1. Sahara India Real Estate Corp. Ltd. v. SEBI

Principle:
Private placement cannot be used to disguise a public issue.

Held:
Offering securities to a large number of persons without statutory compliance amounts to a public offer, irrespective of nomenclature.

2. SEBI v. Pan Asia Advisors Ltd.

Principle:
Numerical limits in private placement are mandatory.

Held:
Exceeding the prescribed number converts the issue into a public offer.

3. Ruchi Soya Industries Ltd. v. Union of India

Principle:
Strict compliance with Section 42 is compulsory.

Held:
Procedural lapses in private placement invalidate the issue.

4. Nanalal Zaver v. Bombay Life Assurance Co. Ltd.

Principle:
Directors’ powers in issuing securities are fiduciary.

Held:
Private placement must be exercised bona fide and not to manipulate control.

5. Sri Gopal Jalan & Co. v. Calcutta Stock Exchange Association Ltd.

Principle:
Allotment becomes valid only after statutory compliance.

Held:
Improper allotment renders securities voidable.

6. Ashbury Railway Carriage & Iron Co. Ltd. v. Riche

Principle:
Acts beyond statutory authority are ultra vires.

Held:
Issuance of securities without compliance with governing law is void.

7. Hindustan Lever Employees’ Union v. Hindustan Lever Ltd.

Principle:
Disclosure and fairness are central to securities issuance.

Held:
Capital raising mechanisms must not prejudice stakeholders.

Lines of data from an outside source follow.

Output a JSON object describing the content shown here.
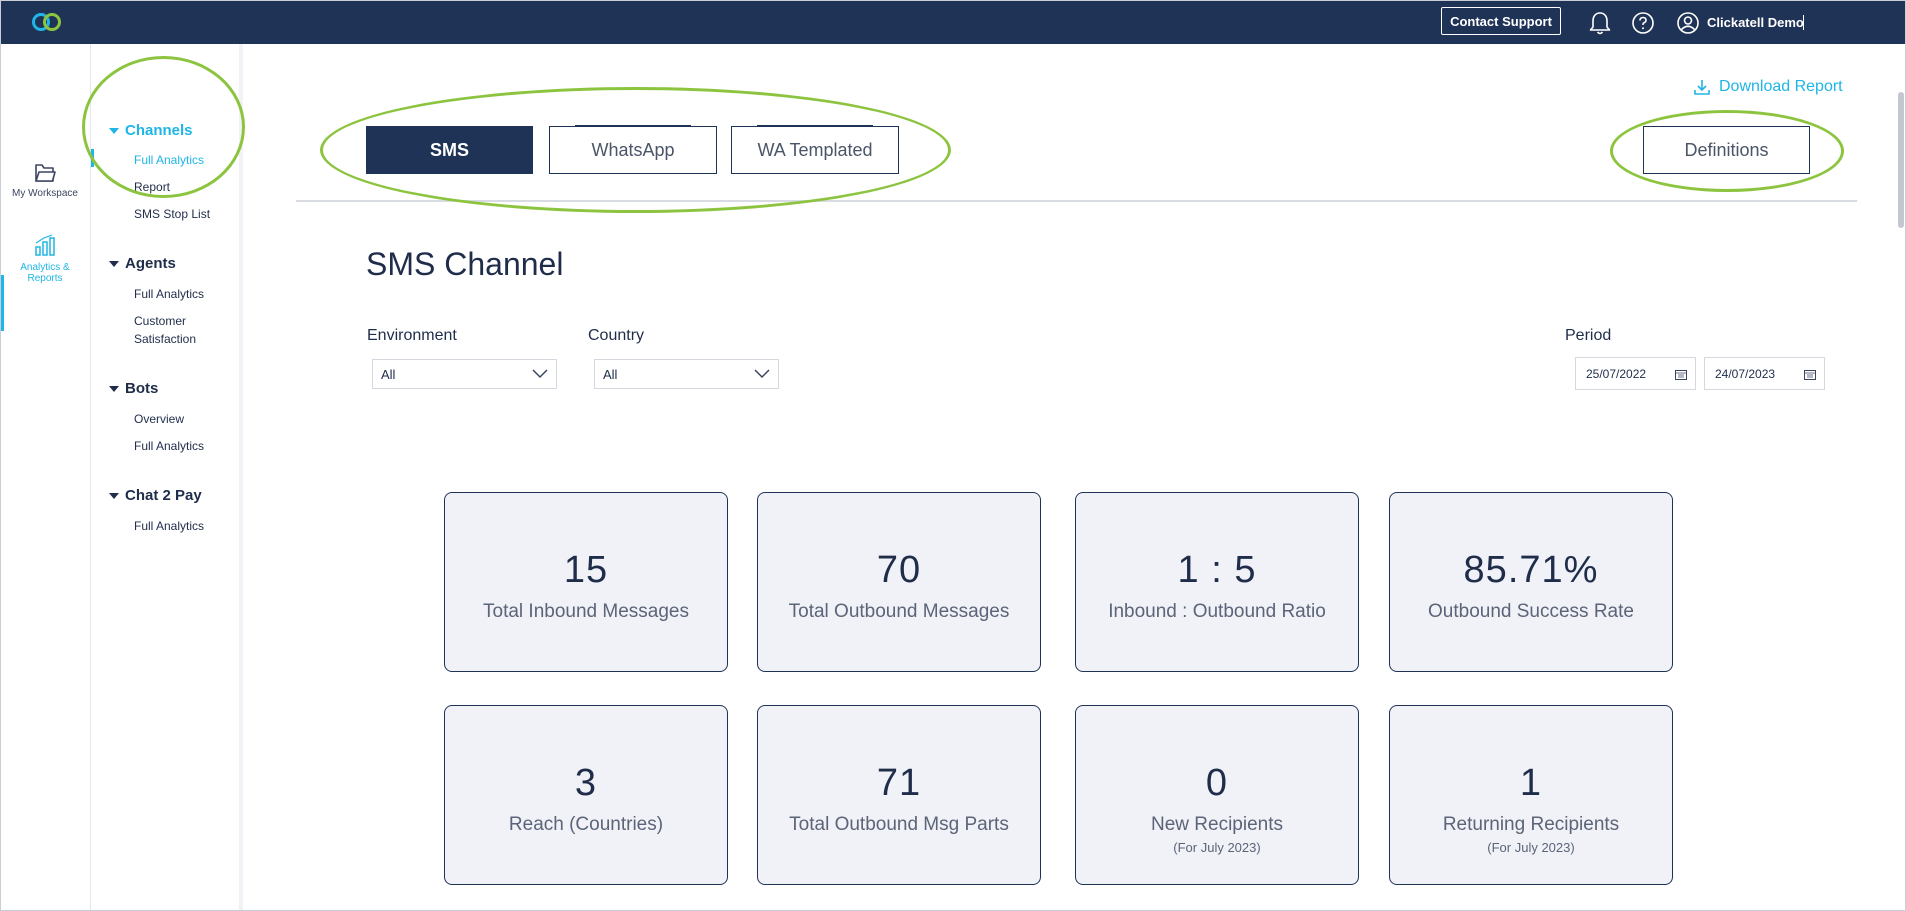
{
  "topbar": {
    "contact_support": "Contact Support",
    "user_name": "Clickatell Demo"
  },
  "rail": {
    "items": [
      {
        "label": "My Workspace",
        "icon": "folder-icon"
      },
      {
        "label_line1": "Analytics &",
        "label_line2": "Reports",
        "icon": "bar-chart-icon"
      }
    ]
  },
  "submenu": {
    "channels": {
      "title": "Channels",
      "items": [
        "Full Analytics",
        "Report",
        "SMS Stop List"
      ]
    },
    "agents": {
      "title": "Agents",
      "items": [
        "Full Analytics",
        "Customer Satisfaction"
      ]
    },
    "bots": {
      "title": "Bots",
      "items": [
        "Overview",
        "Full Analytics"
      ]
    },
    "chat2pay": {
      "title": "Chat 2 Pay",
      "items": [
        "Full Analytics"
      ]
    }
  },
  "main": {
    "download_report": "Download Report",
    "tabs": [
      "SMS",
      "WhatsApp",
      "WA Templated"
    ],
    "definitions": "Definitions",
    "page_title": "SMS Channel",
    "filters": {
      "environment_label": "Environment",
      "environment_value": "All",
      "country_label": "Country",
      "country_value": "All",
      "period_label": "Period",
      "date_from": "25/07/2022",
      "date_to": "24/07/2023"
    },
    "kpis": [
      {
        "value": "15",
        "label": "Total Inbound Messages"
      },
      {
        "value": "70",
        "label": "Total Outbound Messages"
      },
      {
        "value": "1 : 5",
        "label": "Inbound : Outbound Ratio"
      },
      {
        "value": "85.71%",
        "label": "Outbound Success Rate"
      },
      {
        "value": "3",
        "label": "Reach (Countries)"
      },
      {
        "value": "71",
        "label": "Total Outbound Msg Parts"
      },
      {
        "value": "0",
        "label": "New Recipients",
        "sub": "(For July 2023)"
      },
      {
        "value": "1",
        "label": "Returning Recipients",
        "sub": "(For July 2023)"
      }
    ]
  },
  "colors": {
    "navy": "#1f3356",
    "accent": "#1fb5e6",
    "highlight": "#8cc43f",
    "card_bg": "#f1f2f7"
  }
}
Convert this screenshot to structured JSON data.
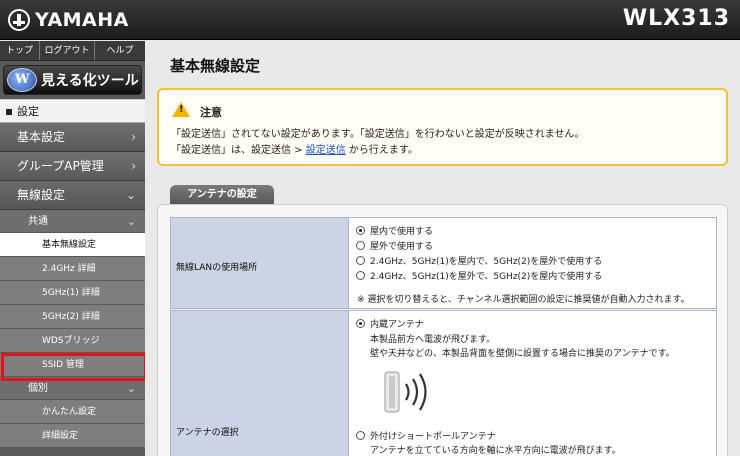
{
  "header": {
    "brand": "YAMAHA",
    "model": "WLX313"
  },
  "sidebar": {
    "top_links": [
      "トップ",
      "ログアウト",
      "ヘルプ"
    ],
    "viz_tool": "見える化ツール",
    "section": "設定",
    "nav": {
      "basic": "基本設定",
      "group_ap": "グループAP管理",
      "wireless": "無線設定",
      "common": "共通",
      "common_items": [
        "基本無線設定",
        "2.4GHz 詳細",
        "5GHz(1) 詳細",
        "5GHz(2) 詳細",
        "WDSブリッジ",
        "SSID 管理"
      ],
      "individual": "個別",
      "individual_items": [
        "かんたん設定",
        "詳細設定"
      ]
    }
  },
  "main": {
    "title": "基本無線設定",
    "notice": {
      "title": "注意",
      "line1": "「設定送信」されてない設定があります。「設定送信」を行わないと設定が反映されません。",
      "line2_pre": "「設定送信」は、設定送信 > ",
      "line2_link": "設定送信",
      "line2_post": " から行えます。"
    },
    "panel_tab": "アンテナの設定",
    "usage": {
      "label": "無線LANの使用場所",
      "options": [
        "屋内で使用する",
        "屋外で使用する",
        "2.4GHz、5GHz(1)を屋内で、5GHz(2)を屋外で使用する",
        "2.4GHz、5GHz(1)を屋外で、5GHz(2)を屋内で使用する"
      ],
      "hint": "※ 選択を切り替えると、チャンネル選択範囲の設定に推奨値が自動入力されます。"
    },
    "antenna": {
      "label": "アンテナの選択",
      "internal": "内蔵アンテナ",
      "internal_desc1": "本製品前方へ電波が飛びます。",
      "internal_desc2": "壁や天井などの、本製品背面を壁側に設置する場合に推奨のアンテナです。",
      "external": "外付けショートポールアンテナ",
      "external_desc": "アンテナを立てている方向を軸に水平方向に電波が飛びます。"
    }
  }
}
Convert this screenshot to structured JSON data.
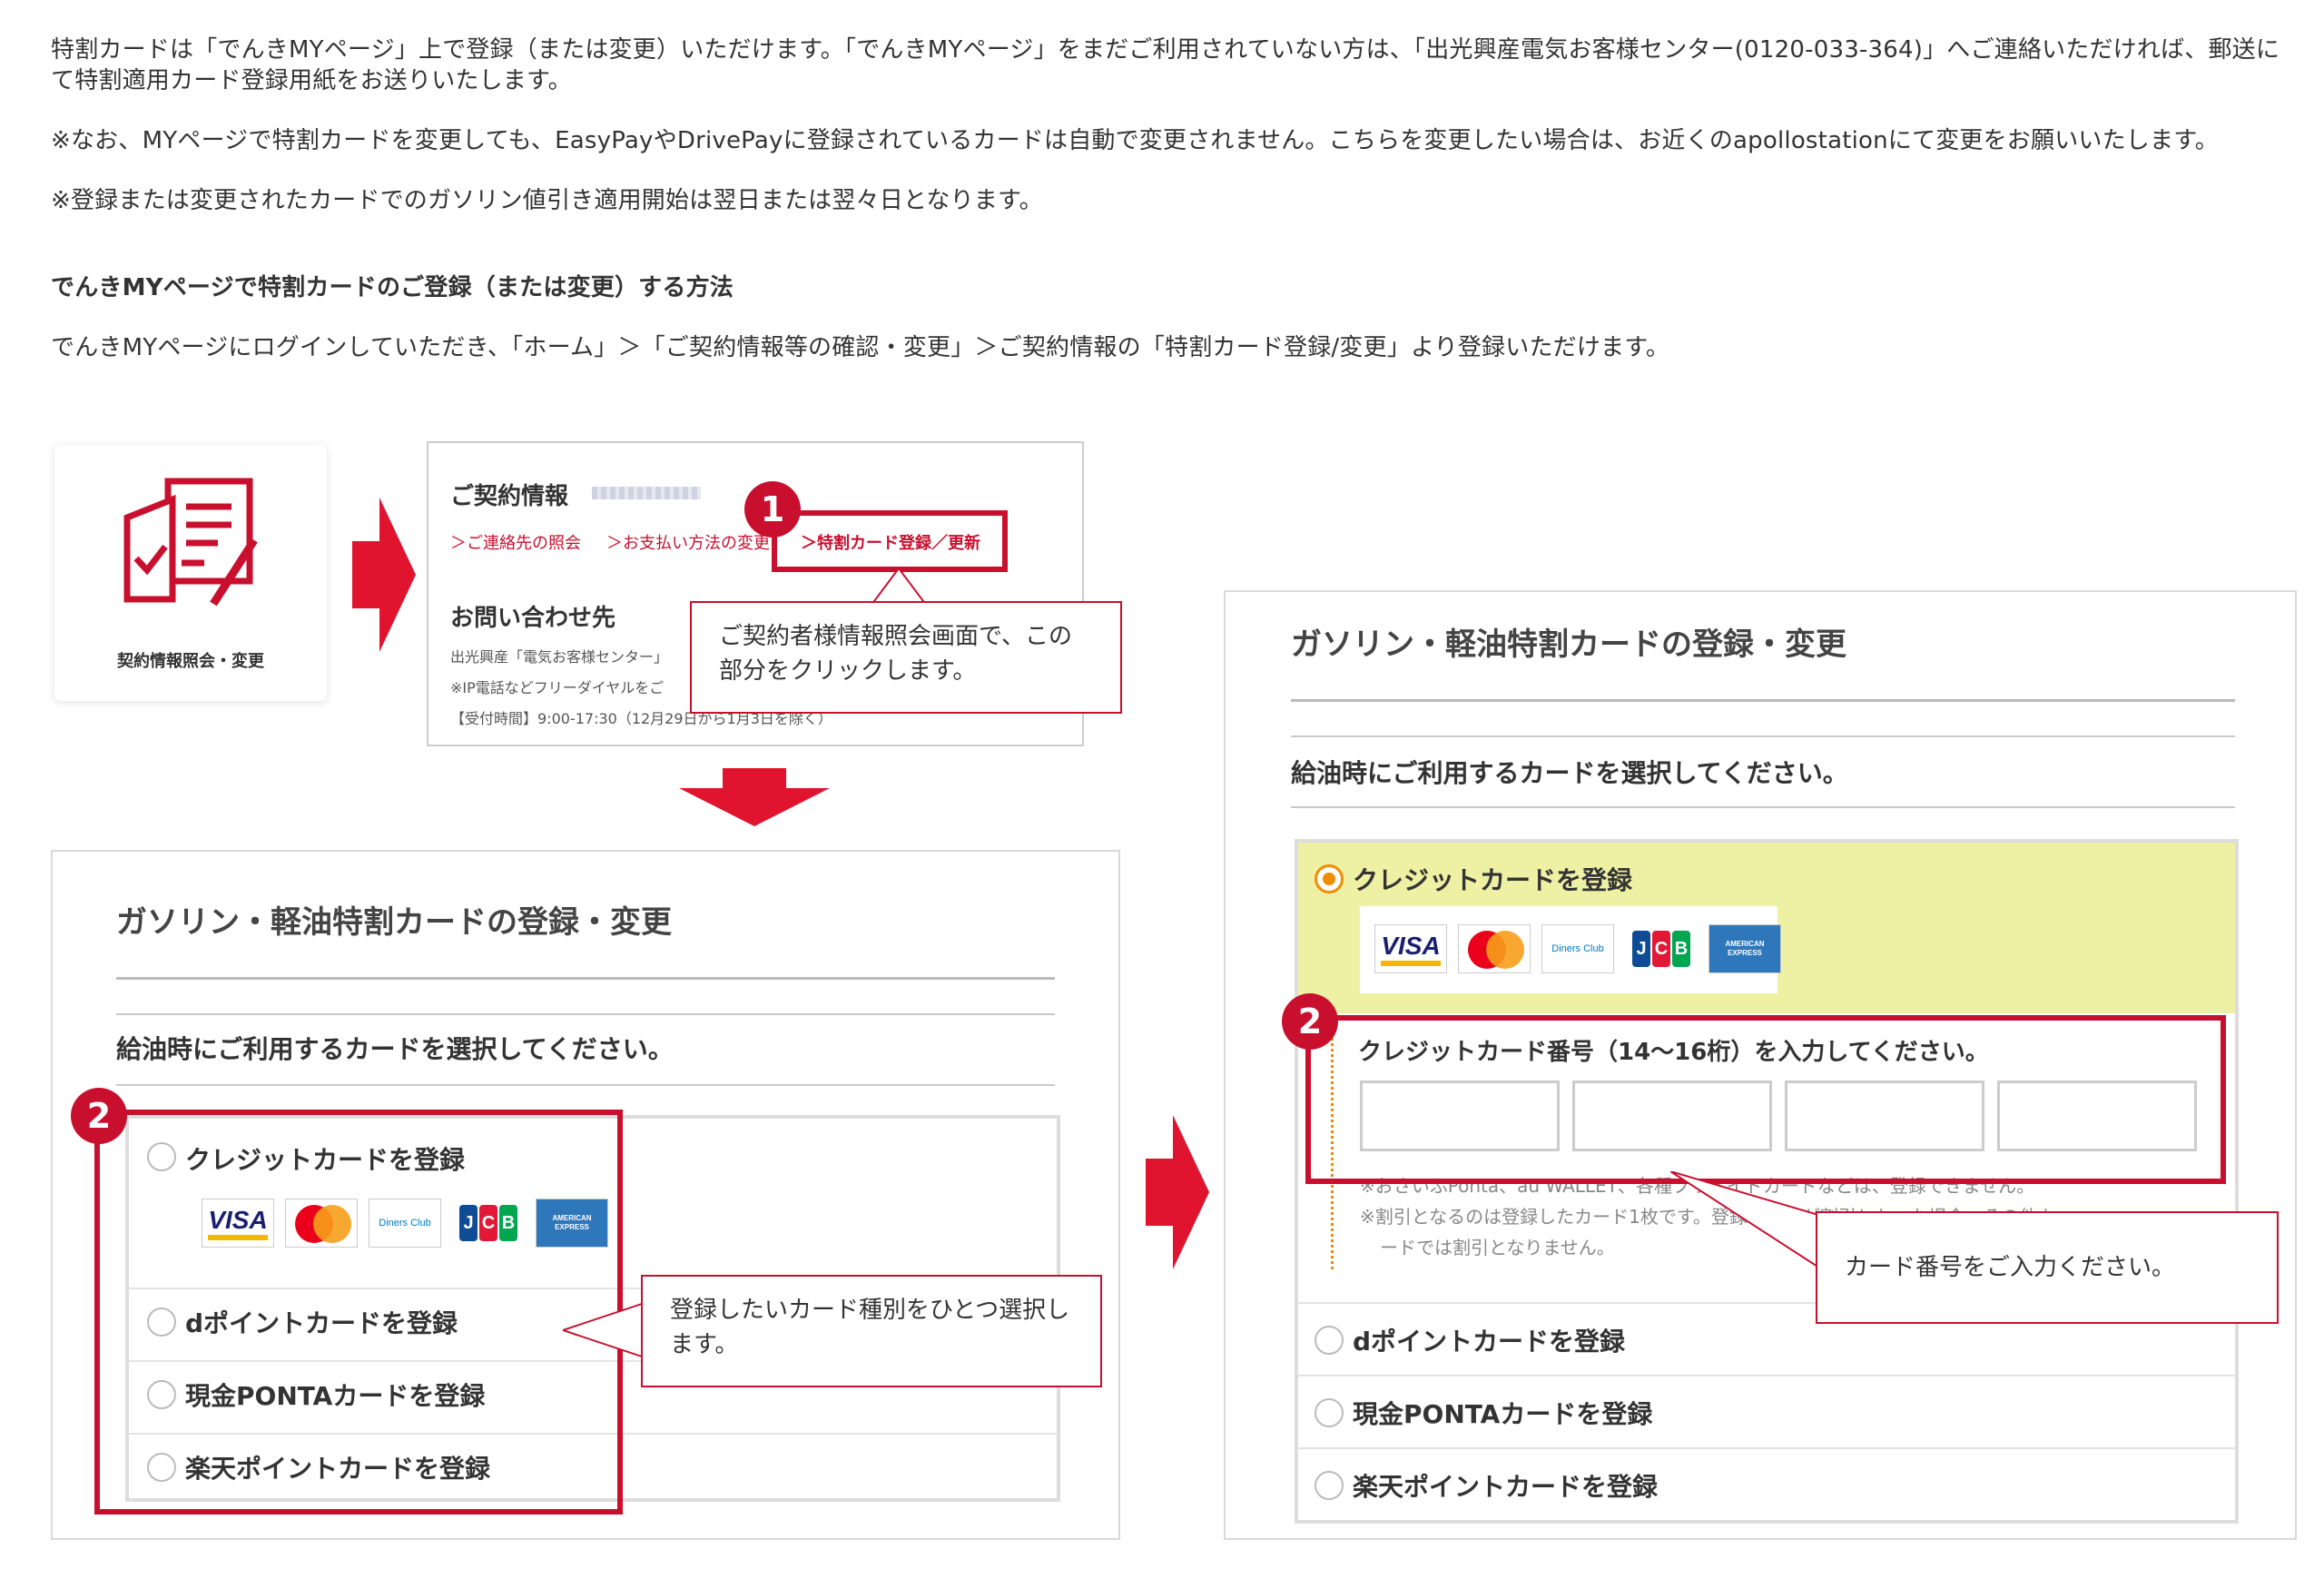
{
  "intro": {
    "p1": "特割カードは「でんきMYページ」上で登録（または変更）いただけます。「でんきMYページ」をまだご利用されていない方は、「出光興産電気お客様センター(0120-033-364)」へご連絡いただければ、郵送にて特割適用カード登録用紙をお送りいたします。",
    "p2": "※なお、MYページで特割カードを変更しても、EasyPayやDrivePayに登録されているカードは自動で変更されません。こちらを変更したい場合は、お近くのapollostationにて変更をお願いいたします。",
    "p3": "※登録または変更されたカードでのガソリン値引き適用開始は翌日または翌々日となります。",
    "heading": "でんきMYページで特割カードのご登録（または変更）する方法",
    "p4": "でんきMYページにログインしていただき、「ホーム」＞「ご契約情報等の確認・変更」＞ご契約情報の「特割カード登録/変更」より登録いただけます。"
  },
  "icon_tile": {
    "label": "契約情報照会・変更"
  },
  "contract_panel": {
    "title": "ご契約情報",
    "links": [
      "＞ご連絡先の照会",
      "＞お支払い方法の変更",
      "＞特割カード登録／更新"
    ],
    "inquiry_title": "お問い合わせ先",
    "inquiry_line1": "出光興産「電気お客様センター」",
    "inquiry_line2": "※IP電話などフリーダイヤルをご",
    "hours": "【受付時間】9:00-17:30（12月29日から1月3日を除く）"
  },
  "steps": {
    "one": "1",
    "two": "2"
  },
  "callouts": {
    "c1": "ご契約者様情報照会画面で、この部分をクリックします。",
    "c2": "登録したいカード種別をひとつ選択します。",
    "c3": "カード番号をご入力ください。"
  },
  "card_form": {
    "title": "ガソリン・軽油特割カードの登録・変更",
    "subtitle": "給油時にご利用するカードを選択してください。",
    "options": [
      "クレジットカードを登録",
      "dポイントカードを登録",
      "現金PONTAカードを登録",
      "楽天ポイントカードを登録"
    ],
    "card_number_label": "クレジットカード番号（14〜16桁）を入力してください。",
    "note1": "※おさいふPonta、au WALLET、各種プリペイドカードなどは、登録できません。",
    "note2": "※割引となるのは登録したカード1枚です。登録カードが割引となった場合、その他カ",
    "note3": "ードでは割引となりません。"
  },
  "brands": {
    "visa": "VISA",
    "diners": "Diners Club",
    "jcb": [
      "J",
      "C",
      "B"
    ],
    "amex": "AMERICAN EXPRESS"
  },
  "colors": {
    "red": "#c8102e",
    "orange": "#f08c00",
    "highlight": "#eef0a4",
    "border": "#d9d9d9"
  }
}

9. Distinction: Private Placement vs Public Offer

AspectPrivate PlacementPublic Offer
OffereesIdentified personsGeneral public
Maximum limit200 personsNo limit
Offer documentPAS-4Prospectus
AdvertisementProhibitedPermitted
Regulatory scrutinySection 42SEBI + Companies Act

10. Conclusion

Private placement under the Companies Act, 2013 is a highly regulated fundraising mechanism. The mandatory use of PAS-4 and PAS-5 ensures:

Transparency

Traceability of investors

Prevention of disguised public issues

Protection of investor and market integrity

Judicial precedents consistently stress that any dilution of compliance converts private placement into an illegal public offer, attracting severe civil and regulatory consequences.